Mantra letter

Hello Mr. Tort,

Raised profoundly as a Catholic, today I am convinced that it is not enough to leave the religion of our parents. Liberation will need us to burn down worldwide all Christian churches to the ground. Such is my inspiration and mentality in the struggle for our survival.


What happened to the immense Temple of Artemis, one of the Seven Wonders of the Ancient World?

It was built near Ephesus in the 6th century BCE over an area considered sacred since, at least, the Bronze Age. Its construction took 120 years and it could be said that it was comparable to a cathedral.

St. John Chrysostom and his henchmen flattened it in 401 following a Christian emperor’s edict (the year after Chrysostom had instigated the massacre of 7,000 blond Goths in Constantinople). The stones were used for a tomb and a bath-house and a cross was raised on the spot where Diana’s statue had stood (what remains today of the temple can be seen: here).

Published in: on February 16, 2019 at 12:01 am  Comments (7)  


  1. Nuke the Vatican.

    • Breed and release a resistant grain-pest (weevils and beetles) in India, Brazil and USA.
      Breed and release a bee-killing species of wasp. No bees = no pollination = no agriculture.

      It’s kinda hard to be a good Xtian when you’re starving.

  2. Nothing has quite made me wary of Christianity like your blog Chechar. Your arguments are much more reasoned and grounded in history than most anti-Christians. I didn’t know this about Chrysosotom, who I had always assumed was one of the better Christians because of his writings on Jews. But this… is just unbelievably evil. Christians have much to answer for.

    • I am glad you appreciate our efforts.

  3. What is the source for Chrysotom instigating the killing of 5000 goths?

    • The source is my Thursday Deschner post (here).

      Do you want me to quote Deschner’s historical references for that chapter? He usually uses tons of references but only abbreviations in the footnotes. In the chapter of the Goth massacre at Constantinople the footnotes say—:

      Chrysost. In Eutropium. Socrat. 6,6. Soz. 8,7,5; Zos. 5,17 f. Philostorg. 11,6, Cod. Theod. 9,40,16; 9,44,1; 11,40,17; 16,2,32 f. Eunap. frg. 75,6. Pauly II 470. Lexikon der alten Weit 930. dtv Lex. Antike, Geschichte II 27. Baur, Johannes II 99 f. Elbem 129,134.Theodor. h.e. 5,31,1 f; 5,32,1. Socrat. 6,5 f. Zos. 4,57,2: Joh. Ant. frg. 187; 190. Zos. 4,57,3; 5,7,4 f. Pauly-Wissowa VII 1912, 486…

      —and there are more footnotes! They’re abbreviations as I said. For example, Zos above is Zosimus but I’d need to check the References section to cite exactly which Zosimus work Deschner is referring to.

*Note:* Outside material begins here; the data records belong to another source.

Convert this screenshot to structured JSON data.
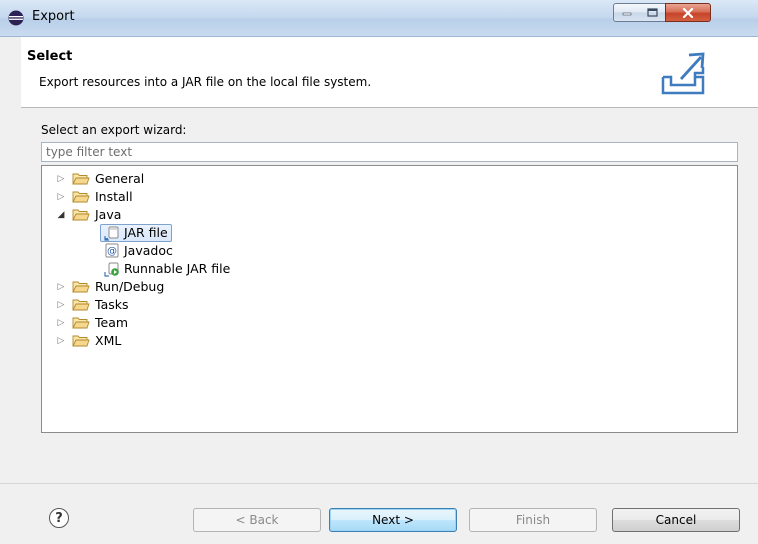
{
  "window": {
    "title": "Export"
  },
  "header": {
    "title": "Select",
    "description": "Export resources into a JAR file on the local file system."
  },
  "wizard": {
    "select_label": "Select an export wizard:",
    "filter_placeholder": "type filter text"
  },
  "tree": {
    "nodes": [
      {
        "label": "General",
        "expanded": false,
        "icon": "folder-icon"
      },
      {
        "label": "Install",
        "expanded": false,
        "icon": "folder-icon"
      },
      {
        "label": "Java",
        "expanded": true,
        "icon": "folder-icon",
        "children": [
          {
            "label": "JAR file",
            "selected": true,
            "icon": "jar-file-icon"
          },
          {
            "label": "Javadoc",
            "icon": "javadoc-icon"
          },
          {
            "label": "Runnable JAR file",
            "icon": "runnable-jar-icon"
          }
        ]
      },
      {
        "label": "Run/Debug",
        "expanded": false,
        "icon": "folder-icon"
      },
      {
        "label": "Tasks",
        "expanded": false,
        "icon": "folder-icon"
      },
      {
        "label": "Team",
        "expanded": false,
        "icon": "folder-icon"
      },
      {
        "label": "XML",
        "expanded": false,
        "icon": "folder-icon"
      }
    ]
  },
  "buttons": {
    "help": "?",
    "back": "< Back",
    "next": "Next >",
    "finish": "Finish",
    "cancel": "Cancel"
  },
  "colors": {
    "selection_border": "#7da2ce",
    "default_button": "#3c7fb1",
    "folder_fill": "#f5d78e"
  }
}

  4. In Greece some of the biggest opponents of the pagan revival there are christians, however those same christians in Greece seem to lack the ability to oppose the spread of islam with the same sort of enthusiasm. The old gods still live. People should keep at home shrines to the old gods and one day we can rebuilt the old temples. I venerate some Greek gods as well as having a shrine to my ancestors. The Romans would keep household shrines to the ancestors.